24th
Lessons Learned PostgreSQL on Mac OS X
Like many Rails shops out there, we are moving all our servers into the cloud. A few legacy projects, and certainly all new ones. Our cloud of choice: Heroku. I’ve been a Heroku fan since the first time I tried deploying an app on their system… and it just worked. They’ve been a fantastic solution, with almost no hiccups, until this past week when I ran into problems with the inconsistencies between MySQL (on my machine) and PostgreSQL (on Heroku).
Here are some of the lessons learned while trying to install PostgreSQL 8.3.x on my Mac OS X 10.5.8 machine:
Out of the Box
I went for the low hanging fruit and tried using http://www.postgresqlformac.com/. Everything seemed to run smoothly, no errors, no warnings. But there was also no confirmation, no clear next step, no information to test the installation and get started with postgresql. For all I know, I had PostgreSQL up and running on my machine, but because there was no documentation on how to ‘get started’, I had no clue what to do next.
To the wonderful people at postgresqlformac.com: your product may be wonderful, but self installers are geared towards postgres noobs (like myself) so treat me like a noob and walk me through starting/stopping the server, creating a db, etc…
Back in the Box
I had to follow (roughly) this shell script (http://www.postgresqlformac.com/news/archived_news/uninstall_835.html) to try to uninstall the system. The only thing that wasn’t working was getting rid of the ‘postgres’ user the system had generated. This wasn’t an apparent problem until I tried the next method of installing (below), which called for me to add the ‘postgres’ user through System Preferences. Despite not having a ‘postgres’ user in the account list, the system was prompting me with “name is used by another user”. So apparently there was some kind of hidden user that OS X was not picking up on.
Quick fast forward to the solution: http://www.oreillynet.com/mac/blog/2006/04/deleting_mac_os_x_users_remote.html
I had to use the ‘dscl’ command line tool to remove the postgres user and group.
By the Book
For attempt number 2, I decided to follow the official Apple Developer documentation: http://developer.apple.com/internet/opensource/postgres.html.

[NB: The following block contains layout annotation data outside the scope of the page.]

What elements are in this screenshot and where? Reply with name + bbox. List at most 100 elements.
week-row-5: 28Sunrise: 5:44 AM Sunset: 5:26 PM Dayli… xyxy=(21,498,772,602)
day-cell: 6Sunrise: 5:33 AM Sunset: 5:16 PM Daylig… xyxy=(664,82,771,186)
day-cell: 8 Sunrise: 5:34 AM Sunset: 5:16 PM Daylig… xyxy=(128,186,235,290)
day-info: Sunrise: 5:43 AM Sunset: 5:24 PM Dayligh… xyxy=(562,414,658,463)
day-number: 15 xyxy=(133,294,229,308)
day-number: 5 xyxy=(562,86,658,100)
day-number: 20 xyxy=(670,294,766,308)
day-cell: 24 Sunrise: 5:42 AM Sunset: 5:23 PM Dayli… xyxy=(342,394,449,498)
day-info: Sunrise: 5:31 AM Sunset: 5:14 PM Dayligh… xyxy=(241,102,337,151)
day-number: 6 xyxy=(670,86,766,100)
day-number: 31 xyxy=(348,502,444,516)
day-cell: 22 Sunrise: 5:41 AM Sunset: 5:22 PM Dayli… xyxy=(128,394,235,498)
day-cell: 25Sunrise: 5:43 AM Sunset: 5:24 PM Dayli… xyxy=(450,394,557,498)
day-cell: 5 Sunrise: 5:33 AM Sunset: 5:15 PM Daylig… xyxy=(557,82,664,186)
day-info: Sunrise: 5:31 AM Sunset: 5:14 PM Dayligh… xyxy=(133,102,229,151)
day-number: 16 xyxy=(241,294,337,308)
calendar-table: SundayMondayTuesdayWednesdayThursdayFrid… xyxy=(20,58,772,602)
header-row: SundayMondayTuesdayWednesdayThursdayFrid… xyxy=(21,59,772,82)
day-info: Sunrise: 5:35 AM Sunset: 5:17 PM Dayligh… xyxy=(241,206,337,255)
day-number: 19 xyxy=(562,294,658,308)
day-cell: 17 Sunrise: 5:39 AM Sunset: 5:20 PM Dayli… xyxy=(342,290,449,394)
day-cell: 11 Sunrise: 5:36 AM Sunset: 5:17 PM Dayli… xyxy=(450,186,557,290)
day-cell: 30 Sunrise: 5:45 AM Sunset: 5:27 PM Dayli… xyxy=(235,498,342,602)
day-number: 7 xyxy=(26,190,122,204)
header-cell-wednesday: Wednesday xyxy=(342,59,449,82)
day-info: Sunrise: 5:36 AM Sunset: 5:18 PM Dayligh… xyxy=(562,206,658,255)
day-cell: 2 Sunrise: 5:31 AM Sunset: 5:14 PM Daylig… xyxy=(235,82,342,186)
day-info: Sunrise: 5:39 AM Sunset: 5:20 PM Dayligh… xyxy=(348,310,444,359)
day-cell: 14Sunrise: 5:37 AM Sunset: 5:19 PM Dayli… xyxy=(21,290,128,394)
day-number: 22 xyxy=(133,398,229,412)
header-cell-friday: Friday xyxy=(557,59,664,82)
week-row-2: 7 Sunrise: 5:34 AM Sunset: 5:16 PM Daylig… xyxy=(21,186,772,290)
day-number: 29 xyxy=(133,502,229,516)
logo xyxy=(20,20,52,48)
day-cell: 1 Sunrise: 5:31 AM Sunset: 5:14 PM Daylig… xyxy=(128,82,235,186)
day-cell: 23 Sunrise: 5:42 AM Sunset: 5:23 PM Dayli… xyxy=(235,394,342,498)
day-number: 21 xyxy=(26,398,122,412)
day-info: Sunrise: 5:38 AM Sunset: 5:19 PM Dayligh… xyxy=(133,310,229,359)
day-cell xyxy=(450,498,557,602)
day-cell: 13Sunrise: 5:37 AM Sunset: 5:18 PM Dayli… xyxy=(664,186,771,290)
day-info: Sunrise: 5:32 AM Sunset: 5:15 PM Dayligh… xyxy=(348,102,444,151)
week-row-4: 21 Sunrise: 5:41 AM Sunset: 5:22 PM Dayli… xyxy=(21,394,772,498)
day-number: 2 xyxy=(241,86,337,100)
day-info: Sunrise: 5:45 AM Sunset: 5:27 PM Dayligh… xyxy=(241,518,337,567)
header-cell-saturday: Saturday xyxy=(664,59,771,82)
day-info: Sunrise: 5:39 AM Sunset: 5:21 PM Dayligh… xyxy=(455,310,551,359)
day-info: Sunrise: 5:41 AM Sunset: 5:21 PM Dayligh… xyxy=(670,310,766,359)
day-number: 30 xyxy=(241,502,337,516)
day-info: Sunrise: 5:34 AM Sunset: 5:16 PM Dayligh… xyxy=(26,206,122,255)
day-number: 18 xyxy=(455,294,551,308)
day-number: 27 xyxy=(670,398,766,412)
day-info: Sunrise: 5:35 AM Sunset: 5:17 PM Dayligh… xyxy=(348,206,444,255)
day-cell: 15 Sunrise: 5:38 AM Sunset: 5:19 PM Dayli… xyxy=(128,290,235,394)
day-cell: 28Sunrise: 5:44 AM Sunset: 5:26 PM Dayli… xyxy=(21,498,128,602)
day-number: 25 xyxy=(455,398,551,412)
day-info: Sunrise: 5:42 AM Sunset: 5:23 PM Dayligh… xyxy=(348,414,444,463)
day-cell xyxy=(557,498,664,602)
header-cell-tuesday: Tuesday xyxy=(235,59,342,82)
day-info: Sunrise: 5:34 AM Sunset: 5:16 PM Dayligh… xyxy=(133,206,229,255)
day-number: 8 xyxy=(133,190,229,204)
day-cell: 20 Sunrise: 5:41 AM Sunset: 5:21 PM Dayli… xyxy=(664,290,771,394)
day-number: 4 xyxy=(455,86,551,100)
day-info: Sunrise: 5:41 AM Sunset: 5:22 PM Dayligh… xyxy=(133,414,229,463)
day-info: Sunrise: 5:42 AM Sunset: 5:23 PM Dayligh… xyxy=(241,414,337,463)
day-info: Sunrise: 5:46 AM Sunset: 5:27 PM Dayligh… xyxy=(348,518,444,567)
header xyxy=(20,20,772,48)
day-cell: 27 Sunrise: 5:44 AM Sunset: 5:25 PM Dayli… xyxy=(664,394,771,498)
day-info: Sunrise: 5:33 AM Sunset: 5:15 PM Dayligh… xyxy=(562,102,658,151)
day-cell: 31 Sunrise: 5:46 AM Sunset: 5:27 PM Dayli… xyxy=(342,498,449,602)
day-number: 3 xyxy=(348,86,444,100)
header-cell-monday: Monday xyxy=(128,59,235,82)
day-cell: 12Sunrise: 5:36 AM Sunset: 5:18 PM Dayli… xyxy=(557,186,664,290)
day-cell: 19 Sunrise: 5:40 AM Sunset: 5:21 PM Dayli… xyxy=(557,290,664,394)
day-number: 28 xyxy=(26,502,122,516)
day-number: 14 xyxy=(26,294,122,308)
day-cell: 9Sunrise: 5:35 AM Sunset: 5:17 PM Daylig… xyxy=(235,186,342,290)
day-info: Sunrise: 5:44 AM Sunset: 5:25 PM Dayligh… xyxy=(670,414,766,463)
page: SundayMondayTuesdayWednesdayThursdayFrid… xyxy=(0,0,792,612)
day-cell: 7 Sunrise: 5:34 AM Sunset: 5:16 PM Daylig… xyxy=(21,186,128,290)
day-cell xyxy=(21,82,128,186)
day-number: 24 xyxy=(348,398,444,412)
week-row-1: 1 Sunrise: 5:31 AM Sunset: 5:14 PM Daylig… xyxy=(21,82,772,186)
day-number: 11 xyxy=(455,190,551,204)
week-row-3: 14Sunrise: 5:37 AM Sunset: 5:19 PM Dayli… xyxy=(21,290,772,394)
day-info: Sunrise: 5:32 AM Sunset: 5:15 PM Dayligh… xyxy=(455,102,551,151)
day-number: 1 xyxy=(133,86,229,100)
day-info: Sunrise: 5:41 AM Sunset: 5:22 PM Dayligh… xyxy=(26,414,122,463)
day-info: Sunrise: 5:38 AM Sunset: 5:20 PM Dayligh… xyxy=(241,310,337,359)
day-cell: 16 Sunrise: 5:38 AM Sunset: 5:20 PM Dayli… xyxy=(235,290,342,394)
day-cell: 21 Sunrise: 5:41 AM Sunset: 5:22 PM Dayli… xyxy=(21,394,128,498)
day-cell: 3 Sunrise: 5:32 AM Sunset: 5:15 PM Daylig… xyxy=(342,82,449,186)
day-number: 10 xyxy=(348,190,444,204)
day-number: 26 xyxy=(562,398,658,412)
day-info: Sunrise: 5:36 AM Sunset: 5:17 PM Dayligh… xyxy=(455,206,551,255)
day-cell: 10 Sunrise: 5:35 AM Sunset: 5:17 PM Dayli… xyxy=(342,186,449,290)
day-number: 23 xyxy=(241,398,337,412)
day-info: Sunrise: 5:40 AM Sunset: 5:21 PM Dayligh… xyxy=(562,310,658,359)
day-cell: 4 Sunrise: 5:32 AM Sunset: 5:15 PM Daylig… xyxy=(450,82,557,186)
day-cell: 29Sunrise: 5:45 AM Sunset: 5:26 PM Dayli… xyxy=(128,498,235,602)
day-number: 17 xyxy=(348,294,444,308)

Everything went smoothly and now i can start up a postgresql server with relative ease from terminal:
$ su postgres
$ cd ~
$ export PATH=$PATH:/usr/local/pgsql/bin
$ pg_ctl -D /usr/local/pgsql/data -l postgres_logfile start
Or without a log
$ pg_ctl -D /usr/local/pgsql/data start
Look at all those happy processes:
$ ps waux | grep postgres
And stop it:
$ pg_ctl -D /usr/local/pgsql/data stop
Creating a database
$ createdb railsapp_development
Gem Please
I must have lucked out big time because all i had to do was run:
$ sudo gem install pg
And I got “Successfully installed pg-0.9.0”. I don’t think that has ever happened on any complex gem issue for me before.
Rails Now Too
Gemfile:
gem ‘pg’
A little bit of this:
$ bundle install
database.yml (using the same ‘postgres’ user and password i created in System Preferences)
development:
adapter: postgresql
database: application_development
username: postgres
password: secret
And whadya know:
$ rake db:migrate
It works! Now all I’ve got to do is repopulate the database.